Ethics And The Health Professions:
Relating The Memory Of The Shoah To The New Managed Care Millennium
Harold J. Bursztajn, M.D.
Knowledge from the history of medicine and ethics is relevant today when
third-party administered resource constraint in the doctor-patient relationship
is fast becoming the rule rather than the exception. Under these conditions,
physicians need to learn how to recreate doctor-patient relationships
which can continue to function with relative autonomy, and as an authentic
healing relationship, even when facing role conflict and dual agency,
and cost and time constraints administered by third parties.
Speaking freely with patients about role conflict, communicating a sense
of ongoing responsibility, and settling disputes in non-adversarial settings
were each characteristically practiced by physicians aiding in-ghetto
Resistance during the Shoah. There are parallel health care policies
which, if implemented, can encourage physicians wishing to apply ethical
principles to the practice of medicine in administered health care settings.

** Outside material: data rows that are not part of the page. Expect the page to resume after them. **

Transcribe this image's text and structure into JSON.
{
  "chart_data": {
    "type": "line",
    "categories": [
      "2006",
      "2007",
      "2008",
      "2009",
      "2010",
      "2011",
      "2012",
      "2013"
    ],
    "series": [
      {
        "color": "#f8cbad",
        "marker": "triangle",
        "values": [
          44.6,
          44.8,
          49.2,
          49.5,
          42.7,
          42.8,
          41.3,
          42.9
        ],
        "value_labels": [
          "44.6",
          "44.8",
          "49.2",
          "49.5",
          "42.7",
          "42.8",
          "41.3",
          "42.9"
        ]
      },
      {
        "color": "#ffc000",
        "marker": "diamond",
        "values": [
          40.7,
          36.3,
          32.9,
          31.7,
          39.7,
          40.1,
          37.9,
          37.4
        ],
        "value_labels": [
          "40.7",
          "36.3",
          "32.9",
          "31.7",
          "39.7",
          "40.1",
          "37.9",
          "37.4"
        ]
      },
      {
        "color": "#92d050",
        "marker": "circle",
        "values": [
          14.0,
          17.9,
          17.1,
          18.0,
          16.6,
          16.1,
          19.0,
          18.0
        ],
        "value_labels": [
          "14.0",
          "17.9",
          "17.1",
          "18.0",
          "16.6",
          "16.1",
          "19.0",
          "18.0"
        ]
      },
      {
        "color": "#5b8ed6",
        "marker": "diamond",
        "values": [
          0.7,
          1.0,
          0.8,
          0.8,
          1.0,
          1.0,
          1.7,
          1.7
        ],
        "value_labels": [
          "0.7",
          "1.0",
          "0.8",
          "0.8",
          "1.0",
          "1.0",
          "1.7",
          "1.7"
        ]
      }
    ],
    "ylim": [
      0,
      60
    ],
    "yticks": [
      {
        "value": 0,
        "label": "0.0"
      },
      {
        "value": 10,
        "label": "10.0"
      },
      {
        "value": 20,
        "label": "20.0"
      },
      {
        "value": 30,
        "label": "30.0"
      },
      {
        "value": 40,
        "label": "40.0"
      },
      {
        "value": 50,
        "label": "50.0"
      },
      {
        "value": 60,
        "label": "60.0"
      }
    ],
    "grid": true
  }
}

These include elimination of health care provider "gag" clauses
and mandating ongoing ethical responsibility to patients by clinical "gatekeepers" subsequent
to referral and third party providers subsequent to benefit review decisions.
Encouraging readily available alternative dispute resolution pathways
to the current adversarial system of adjudication of conflict is a third
component toward creating an atmosphere where health care can be delivered
efficiently and ethically.
We can also facilitate applying what we know about ethical principles
to clinical practice by way of educating practitioners to meet the challenges
of caring for patients in an increasingly complex health care delivery
system. Integrating such knowledge in the core curriculum preparatory
to the National and American Board of Medical Specialties examinations
is one additional incentive for alliance building and authentic caring
among relatively autonomous patients. All continuing medical education
courses in all specialties can be also designed to have an ethics component
as the rule, rather than the exception.